- O Globo
O país ficou nos últimos dias diante da falência do seu maior tribunal eleitoral. Não porque o resultado contrariou a “vox populi”, mas porque rasgou as leis, desprezou os fatos, jogou fora provas abundantes dos crimes que ocorreram na eleição da chapa Dilma-Temer em 2014. É impossível, como disse o ministro Luiz Fux, não ver as provas amazônicas do que houve.
Não é apenas pelo resultado que se lamenta o que houve no TSE, mas pela maneira com que se chegou a ele. Pela forma desaforada de ignorar as evidências e menosprezar a inteligência alheia. A conclusão poderia ser que era impossível condenar esta chapa por qualquer motivo crível e sólido. Mas os que foram apresentados são desprezíveis.
Talvez o momento mais infeliz tenha sido o da comparação com o caso de Cristo. Pôncio Pilatos, homem sábio, mas fraco, condenou um inocente porque a “turba” pediu, disse Napoleão Nunes Maia, repetindo a citação que fora feita por Gilmar Mendes na véspera. A conclusão do raciocínio era que o TSE deveria resistir à pressão da opinião pública e salvar os acusados.

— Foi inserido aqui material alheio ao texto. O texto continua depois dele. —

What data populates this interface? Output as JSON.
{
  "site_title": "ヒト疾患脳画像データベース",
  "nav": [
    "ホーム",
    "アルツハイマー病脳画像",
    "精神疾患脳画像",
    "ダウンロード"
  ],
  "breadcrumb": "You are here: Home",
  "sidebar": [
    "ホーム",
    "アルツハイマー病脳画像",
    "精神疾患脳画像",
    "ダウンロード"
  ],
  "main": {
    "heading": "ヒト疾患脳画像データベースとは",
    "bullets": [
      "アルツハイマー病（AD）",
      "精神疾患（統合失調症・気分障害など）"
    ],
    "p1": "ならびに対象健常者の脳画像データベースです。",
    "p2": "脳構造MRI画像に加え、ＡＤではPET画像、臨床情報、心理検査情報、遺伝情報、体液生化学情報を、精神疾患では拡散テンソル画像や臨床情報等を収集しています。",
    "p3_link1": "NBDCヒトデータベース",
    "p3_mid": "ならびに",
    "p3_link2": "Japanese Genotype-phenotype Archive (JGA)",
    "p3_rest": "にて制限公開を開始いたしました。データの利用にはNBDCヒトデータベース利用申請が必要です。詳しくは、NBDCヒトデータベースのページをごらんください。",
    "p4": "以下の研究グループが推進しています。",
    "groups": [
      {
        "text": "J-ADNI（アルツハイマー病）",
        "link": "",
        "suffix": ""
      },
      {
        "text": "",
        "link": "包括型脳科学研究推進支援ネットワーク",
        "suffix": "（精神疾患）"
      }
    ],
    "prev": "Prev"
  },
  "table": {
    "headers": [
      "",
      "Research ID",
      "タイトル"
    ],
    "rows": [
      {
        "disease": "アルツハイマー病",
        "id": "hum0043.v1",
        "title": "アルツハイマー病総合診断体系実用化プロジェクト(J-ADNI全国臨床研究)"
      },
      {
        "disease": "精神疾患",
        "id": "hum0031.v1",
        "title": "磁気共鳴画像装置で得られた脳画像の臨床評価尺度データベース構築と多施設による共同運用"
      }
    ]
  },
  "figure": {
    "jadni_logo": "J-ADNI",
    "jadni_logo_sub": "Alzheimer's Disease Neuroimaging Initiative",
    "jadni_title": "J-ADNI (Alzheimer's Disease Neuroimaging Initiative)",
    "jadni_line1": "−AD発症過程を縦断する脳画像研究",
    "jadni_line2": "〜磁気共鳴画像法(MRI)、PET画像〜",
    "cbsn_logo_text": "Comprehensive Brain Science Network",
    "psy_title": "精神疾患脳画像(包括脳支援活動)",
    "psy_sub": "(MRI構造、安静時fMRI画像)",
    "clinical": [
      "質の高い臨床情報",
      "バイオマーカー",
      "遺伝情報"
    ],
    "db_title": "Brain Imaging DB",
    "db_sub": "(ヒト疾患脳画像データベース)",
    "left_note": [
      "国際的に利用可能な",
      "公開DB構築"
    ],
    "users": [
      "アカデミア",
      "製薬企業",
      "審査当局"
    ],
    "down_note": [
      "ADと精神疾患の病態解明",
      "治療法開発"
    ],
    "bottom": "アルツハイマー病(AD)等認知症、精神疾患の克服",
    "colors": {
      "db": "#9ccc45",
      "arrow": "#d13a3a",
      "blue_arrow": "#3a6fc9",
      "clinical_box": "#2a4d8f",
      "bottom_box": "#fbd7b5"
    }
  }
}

Todos os que votaram pela absolvição da chapa carregaram nos adjetivos para condenar os crimes que ocorreram, mas consideraram que ou não havia prova ou não estava na “causa de pedir”, ou foram informações passadas por delatores, ou eram caixa 2, e só analisariam caixa 1, ou qualquer outra filigrana sem qualquer sentido.
Nos votos que venceram, houve argumentos constrangedores. O ministro Napoleão Nunes Maia disse que os crimes eram tenebrosos, mas deveriam ser julgados por Sérgio Moro. Se todos os crimes cometidos durante uma campanha eleitoral fossem julgados apenas numa vara criminal, para que mesmo haveria uma Justiça Eleitoral?
O ministro Admar Gonzaga conseguiu ignorar todas as evidências e confissões de crimes na contratação das gráficas que receberam R$ 56 milhões e sustentar que eram pequenos subcontratados que, “como diz um meu assessor, trabalham no almoço para ganhar o jantar”. A ministra Rosa Weber felizmente repôs os fatos e o tamanho dos contratos.
Gonzaga criou uma situação estranha porque no afã de dizer que não havia prova de propina em 2014 enfatizou os depoimentos que diziam que propina ocorrera em anos anteriores, inclusive em 2010, quando ele era advogado da então candidata Dilma. O episódio do pedido de impedimento de Gonzaga pelo procuradorgeral eleitoral, Nicolao Dino, poderia ter sido evitado, se ele tivesse desde o início se declarado impedido. Sem qualquer juízo de valor sobre ele. Há testemunhos de delatores de que houve também dinheiro ilícito em 2010 e que foi guardado para 2014. Impedimento se declara não porque haja algum dolo, mas para dar conforto à sociedade.
Mesmo se por absurdo o relator Herman Benjamin tivesse ignorado os fatos trazidos à luz pelos delatores da Odebrecht, como defendeu a maioria do TSE, poderia deixar de ouvir os marqueteiros, se o próprio tribunal aprovou a convocação do casal João Santana e Monica Moura? Foi o TSE que mandou reabrir a instrução para ouvi-los. E depois quis desprezar também essas provas de que houve dinheiro das empreiteiras contratadas pela Petrobras na campanha.
O ministro Herman Benjamin tinha excesso de provas. É o contrário do que acontece nos casos em que os réus terminam absolvidos por falta de provas. Tanto assim que deixou de lado 18 denúncias de uso da máquina, não incluiu o caso escabroso do pagamento de propina ao PMDB na construção da Usina de Belo Monte. Mesmo se ele não usasse as provas da Odebrecht, ignorasse os marqueteiros, o ministro tinha várias outras provas e testemunhos de que as empresas contratadas pela Petrobras transferiram de forma ilegal dinheiro de origem ilícita para a campanha de 2014. A contradição de jogar fora as provas foi mostrada pelo ministro Fux. “Como vou julgar sem levar em consideração aquilo que foi determinado pelo próprio tribunal?”
Não há como não ver as provas, exceto usando a técnica do avestruz. Este momento é fundamental para o Brasil. Com o Mensalão e, agora, com a LavaJato, o país está enfrentando com coragem a velha cultura da impunidade. Ontem, com o voto de minerva do ministro Gilmar Mendes, o país retrocedeu. Era o momento de decidir. Não haverá outro.